Feature/virtualizarr support by neilSchroeder · Pull Request #861 · cubed-dev/cubed

neilSchroeder · 2026-01-13T18:23:15Z

Virtual Array Support

What

This is a shot in the dark at attempting to implement ManifestArray support in cubed.

Why

There's an ideal workflow that looks like:

A file is stored as a NetCDF
Open that file as a virtual dataset with VirtualiZarr
Manipulate that array with Cubed
Write to Zarr

This makes use of the zero-copy functionality of VirtualiZarr and allows for embarassingly parallel workflows that start with NetCDFs and do not need intermediate Zarrs.

Some Comments

@tomwhite & @TomNicholas I would love your feedback on the implementation here, I sorta hacked this together and tried to get it to work with using a real-world example. It works for my use case now, but I'm not convinced I've come up with a particularly thorough/generalizable implementation.

…ations

…er/cubed into feature/virtualizarr-support

TomNicholas · 2026-01-13T18:43:32Z

Hi @neilSchroeder ! This is cool to see, but I'm very unclear what problem you're trying to solve here. I don't understand what the purpose of step 3. Manipulate that array with Cubed is.

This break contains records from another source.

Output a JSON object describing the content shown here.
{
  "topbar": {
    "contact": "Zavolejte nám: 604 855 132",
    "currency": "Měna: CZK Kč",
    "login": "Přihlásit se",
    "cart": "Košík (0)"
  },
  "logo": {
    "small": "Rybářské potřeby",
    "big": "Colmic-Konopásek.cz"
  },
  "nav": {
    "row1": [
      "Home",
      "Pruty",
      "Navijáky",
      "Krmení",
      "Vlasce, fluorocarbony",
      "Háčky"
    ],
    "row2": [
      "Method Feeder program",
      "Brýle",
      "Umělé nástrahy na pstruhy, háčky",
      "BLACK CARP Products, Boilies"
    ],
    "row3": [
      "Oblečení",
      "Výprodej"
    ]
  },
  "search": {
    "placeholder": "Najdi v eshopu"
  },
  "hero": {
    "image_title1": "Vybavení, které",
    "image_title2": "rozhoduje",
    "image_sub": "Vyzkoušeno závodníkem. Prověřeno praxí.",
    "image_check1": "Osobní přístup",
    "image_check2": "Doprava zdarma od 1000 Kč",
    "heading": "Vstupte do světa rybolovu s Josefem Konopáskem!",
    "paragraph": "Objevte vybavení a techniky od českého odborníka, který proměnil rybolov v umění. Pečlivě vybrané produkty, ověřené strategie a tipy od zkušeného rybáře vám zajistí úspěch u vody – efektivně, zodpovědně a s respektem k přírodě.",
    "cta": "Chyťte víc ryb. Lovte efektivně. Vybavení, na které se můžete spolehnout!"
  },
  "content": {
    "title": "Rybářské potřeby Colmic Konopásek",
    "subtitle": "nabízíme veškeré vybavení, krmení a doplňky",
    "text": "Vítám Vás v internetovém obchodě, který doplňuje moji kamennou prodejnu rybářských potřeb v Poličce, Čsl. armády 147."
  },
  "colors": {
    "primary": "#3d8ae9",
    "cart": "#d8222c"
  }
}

I must be missing something fundamental - maybe you could show us what your user-space code actually does?

neilSchroeder · 2026-01-13T19:39:08Z

Hi @TomNicholas, happy to clarify. Here's some pseudo code that I think illustrates the problem:

# Step 1: Create virtual dataset
manifest_dataset = virtualizarr.open_virtual_mfdataset(
    s3_files,  # 8,760 file paths
    parallel="lithops"  # Uses serverless workers to read metadata
)
# Result: manifest_dataset contains only references
#   Example: {"path": "s3://bucket/file.nc", "offset": 1024, "length": 8192}
#   No actual data downloaded

# Step 2: Convert VirtualiZarr manifests to Cubed arrays
temperature = cubed.from_manifest(
    load_chunk=lambda key: fetch_from_s3(manifest[key]),  # Serializable loader
    shape=(8760, 39, 150, 150),
    chunks=(1, 39, 50, 50),
    dtype='float32'
)
# Result: Cubed array with lazy chunk loaders
#   Still no data movement - just a computation plan

# Step 3: Build computation DAG (still lazy)
pressure = cubed.from_manifest(...)
interpolated = cubed_operations.interp_to_pressure_levels(
    temperature, 
    pressure, 
    target_levels=[1000, 850, 500]  # Standard atmospheric levels
)
# Result: Computation graph, no execution yet

# Step 4: Execute on serverless workers (Lithops/Lambda)
interpolated.to_zarr(output_path, mode="w", consolidated=True)
# Result: Each worker:
#   1. Gets chunk key: (time=100, level=slice, y=0:50, x=0:50)
#   2. Calls load_chunk(key) → fetches ONLY that chunk from S3
#   3. Processes chunk → interpolates to pressure levels
#   4. Writes result to Zarr
# Data never passes through client

I was getting stuck attempting to go directly from virtual datasets to cubed because of the ManifestArrays, so this is my attempt to solve that issue. I tried to find documentation on how to go about this, but couldn't come up with anything that would let me use lithops to get embarassingly parallel output to zarr.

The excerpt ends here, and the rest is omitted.